New guidance on overtime released: clarity and confusion
ACAS have recently released new guidance on what constitutes overtime, what this means in terms of pay and the impact on holiday calculations.
The new guidance sets out to provide greater clarity to a previously foggy area; overtime is carefully defined as ‘hours worked over an organisation’s regular full time requirement’ and explanations are provided for its three different forms (Source 1):
- Compulsory and guaranteed
- Compulsory but non-guaranteed.
Voluntary overtime is defined as an instance where an employer is not obliged to offer overtime and workers are not obliged to take up the overtime if it is offered (Source 1). This includes scenarios such as multiple colleagues being absent from work, an employer offering overtime to meet consumer demand, and workers then deciding whether to work the hours with no mandatory requirement to do so contractually (Source 1).
ACAS go on to position guaranteed overtime as that which an ’employer is contractually obliged to offer and the worker is contractually obliged to accept’, whilst non-guaranteed overtime is that which ‘doesn’t have to be offered by an employer’, but when it is, workers are obliged to accept and work it (Source 1).
One of the key takeaways of the guidance centres around ensuring contracts and employment terms and conditions are completely clear on overtime requirements and manage expectations on:
- The limit on how much overtime can be worked. e.g employees must not work more than 48 hour weeks unless they choose to ‘opt out’ of this policy – for 16-17 year olds, the limit is 40 hours a week or 8 hours daily and they are unable to ‘opt out’
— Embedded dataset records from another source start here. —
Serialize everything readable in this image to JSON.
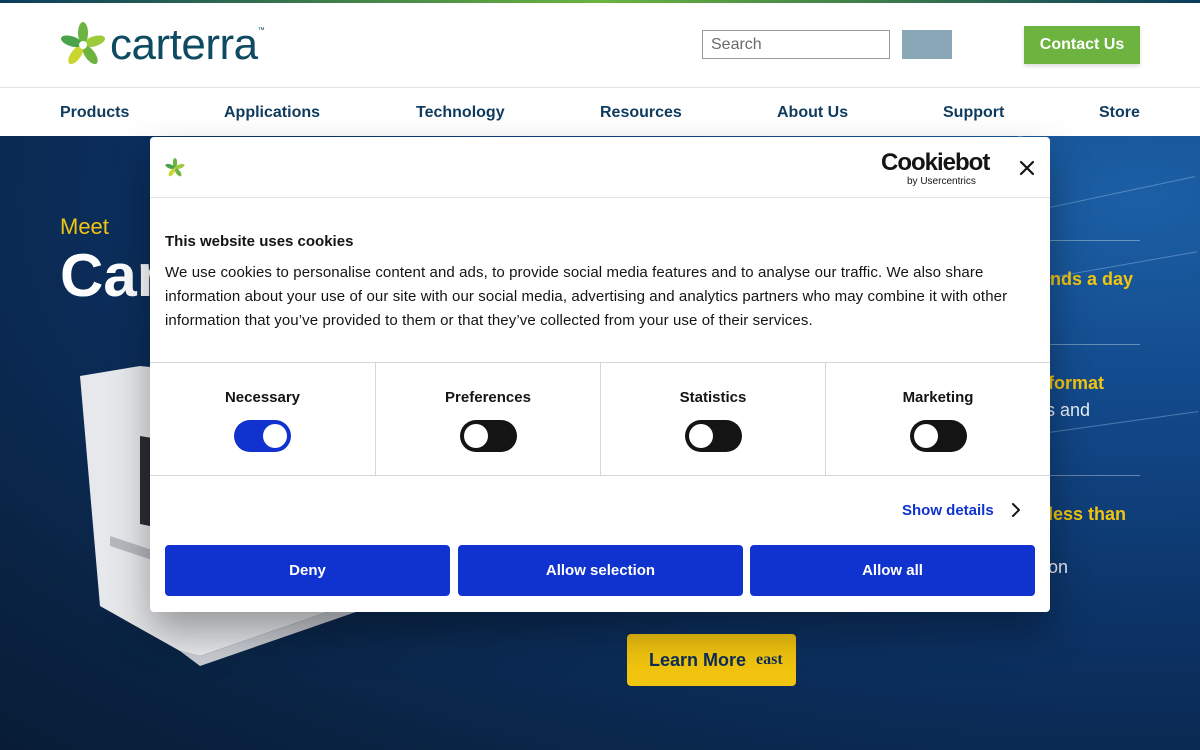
{
  "brand": {
    "name": "carterra",
    "trademark": "™"
  },
  "header": {
    "search_placeholder": "Search",
    "contact_label": "Contact Us"
  },
  "nav": {
    "items": [
      "Products",
      "Applications",
      "Technology",
      "Resources",
      "About Us",
      "Support",
      "Store"
    ]
  },
  "hero": {
    "eyebrow": "Meet",
    "title_partial": "Car",
    "feature1": "nds a day",
    "feature2_yellow": "format",
    "feature2_white": "s and",
    "feature3_yellow": "less than",
    "feature3_white": "on",
    "learn_more": "Learn More",
    "learn_more_extra": "east"
  },
  "cookie_dialog": {
    "provider": "Cookiebot",
    "provider_sub": "by Usercentrics",
    "title": "This website uses cookies",
    "body": "We use cookies to personalise content and ads, to provide social media features and to analyse our traffic. We also share information about your use of our site with our social media, advertising and analytics partners who may combine it with other information that you’ve provided to them or that they’ve collected from your use of their services.",
    "categories": [
      {
        "label": "Necessary",
        "enabled": true
      },
      {
        "label": "Preferences",
        "enabled": false
      },
      {
        "label": "Statistics",
        "enabled": false
      },
      {
        "label": "Marketing",
        "enabled": false
      }
    ],
    "show_details": "Show details",
    "buttons": {
      "deny": "Deny",
      "allow_selection": "Allow selection",
      "allow_all": "Allow all"
    }
  },
  "colors": {
    "brand_navy": "#0f3b5e",
    "brand_green": "#6cb33f",
    "accent_yellow": "#f1c40f",
    "cookiebot_blue": "#1032cf"
  }
}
- Pay. Workers have no legal right to additional pay or to be paid at a higher rate for overtime, as long as they don’t fall under the national minimum wage for hours worked. Employers should therefore clearly indicate what if anything, will be paid for additional hours
- Any appropriate pay alternatives. Time off in lieu may be offered to those working above their contracted hours, meaning that for any additional hours worked, the employee can take off from work the overtime hours in addition to their annual leave. Detailed records of overtime worked should be maintained along with a written agreement on when time off in lieu leave can be taken, the authorisation process and what happens if a contract ends before the accrued time is used. When taking the time back, the worker should not fall below the national minimum wage for that period
- Overtime and part time work. Part time workers must be treated the same as full time employees – e.g if a full time worker receives extra or a higher rate of pay for additional hours, so too should a part time worker after working the same amount of hours. Employers should be mindful that unless stated in an employee’s contract, they are not obligated to pay a part time worker an overtime rate until they have worked the same amount of hours as their full time counterpart.
(For more information on these points, visit Source 1)
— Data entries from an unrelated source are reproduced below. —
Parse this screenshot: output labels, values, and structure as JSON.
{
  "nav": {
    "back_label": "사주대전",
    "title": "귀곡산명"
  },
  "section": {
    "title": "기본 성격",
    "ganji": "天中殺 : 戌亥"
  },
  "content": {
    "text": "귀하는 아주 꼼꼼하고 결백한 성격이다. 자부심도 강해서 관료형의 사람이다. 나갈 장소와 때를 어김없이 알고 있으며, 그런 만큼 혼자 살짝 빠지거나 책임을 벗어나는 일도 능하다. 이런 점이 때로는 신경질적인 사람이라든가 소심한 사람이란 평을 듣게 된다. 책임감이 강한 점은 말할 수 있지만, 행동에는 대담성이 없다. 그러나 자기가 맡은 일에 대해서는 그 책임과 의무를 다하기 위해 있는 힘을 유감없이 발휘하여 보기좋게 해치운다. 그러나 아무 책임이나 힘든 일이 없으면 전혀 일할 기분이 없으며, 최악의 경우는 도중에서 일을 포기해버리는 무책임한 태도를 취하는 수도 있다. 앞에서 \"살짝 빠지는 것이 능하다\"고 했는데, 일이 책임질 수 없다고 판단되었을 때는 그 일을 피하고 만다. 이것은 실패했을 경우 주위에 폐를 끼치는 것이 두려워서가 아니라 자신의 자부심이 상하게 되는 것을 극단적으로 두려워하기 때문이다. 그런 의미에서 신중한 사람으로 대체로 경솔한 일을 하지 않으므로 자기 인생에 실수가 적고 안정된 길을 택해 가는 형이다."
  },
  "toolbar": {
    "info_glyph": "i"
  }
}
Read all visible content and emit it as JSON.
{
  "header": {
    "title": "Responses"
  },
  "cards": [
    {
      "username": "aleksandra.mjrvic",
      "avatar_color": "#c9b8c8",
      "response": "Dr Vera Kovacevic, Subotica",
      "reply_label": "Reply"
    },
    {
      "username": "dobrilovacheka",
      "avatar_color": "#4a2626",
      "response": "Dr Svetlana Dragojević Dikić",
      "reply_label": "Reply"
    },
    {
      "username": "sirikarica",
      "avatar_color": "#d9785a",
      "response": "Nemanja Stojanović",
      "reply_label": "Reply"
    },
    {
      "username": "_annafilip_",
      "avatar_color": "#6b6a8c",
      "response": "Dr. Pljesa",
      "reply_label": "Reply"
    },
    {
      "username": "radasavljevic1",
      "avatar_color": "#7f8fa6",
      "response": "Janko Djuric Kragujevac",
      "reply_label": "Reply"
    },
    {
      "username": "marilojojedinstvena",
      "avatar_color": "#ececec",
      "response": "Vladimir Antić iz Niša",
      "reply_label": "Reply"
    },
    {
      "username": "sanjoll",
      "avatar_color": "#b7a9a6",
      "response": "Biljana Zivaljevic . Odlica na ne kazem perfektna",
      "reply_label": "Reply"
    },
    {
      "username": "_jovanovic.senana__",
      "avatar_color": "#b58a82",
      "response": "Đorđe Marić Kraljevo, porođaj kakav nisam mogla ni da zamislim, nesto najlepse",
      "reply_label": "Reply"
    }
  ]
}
Whilst the ACAS guidance continues by detailing the impact of overtime on holiday calculations, I agree with David Whincup from Employment Law Worldview, that it falls short in demystifying how to include overtime in statutory holiday pay entitlement – particularly when the only additional amount potentially in question is overtime that is worked on a genuinely occasional and infrequent basis (Source 2).
- But what does a ‘genuinely occasional and infrequent basis’ mean? (Source 2) What is the limit on this and what if an employee goes beyond genuinely occasional and infrequent in random months? ACAS indicates that as all court decisions are case specific, employers may want to seek legal advice as to how these decisions will impact on their organisation. However, we’ve had two EAT rulings in the last 12 months that do give us a pretty clear steer on when voluntary overtime must be included in holiday pay. Willetts V Dudley MBC and Flowers v East of England Ambulance Trust considered this and found in favour of the employees that holiday pay must be adjusted to cover voluntary overtime. In the Willetts case, overtime performed once every four weeks was considered regular enough to be included. Of course, we have no clarity on the period used to calculate the adjustment. A twelve-week averaging period is used for employees with no regular hours so there is a precedent to use this for overtime even for salaried staff, but equally some employers may want to go back much further to smooth out peaks and troughs in overtime worked
Finally, there is the problem of three different types of holiday entitlement:
- 20 days under the Working Time Directive and our UK Working Time Regulations that flow from the Directive – the amount due for the first 20 days of leave a year is what all the court cases in recent years have focused on
- 8 additional days that UK domestic legislation provides for (ostensibly the 8 UK bank holidays that are now in addition to the EU 20 days)
- Any additional contractual holiday pay an employer chooses to offer
Thanks to last week’s Brexit White Paper we now know that the Working Time Regulations will not be repealed so there is no ‘wait and see’ excuse for not amending holiday pay calculations to reflect voluntary overtime or any other payments ‘intrinsically linked to the performance of the contract and which relates to the worker’s personal and professional status (as was ruled in the case of British Airways v Williams in 2012) . We must also ensure that employees completely understand how overtime applies for them and what the expectations are both ways, whilst employers must provide total clarity, maintain the relevant record keeping and consider the implications of an overtime policy on statutory holiday pay.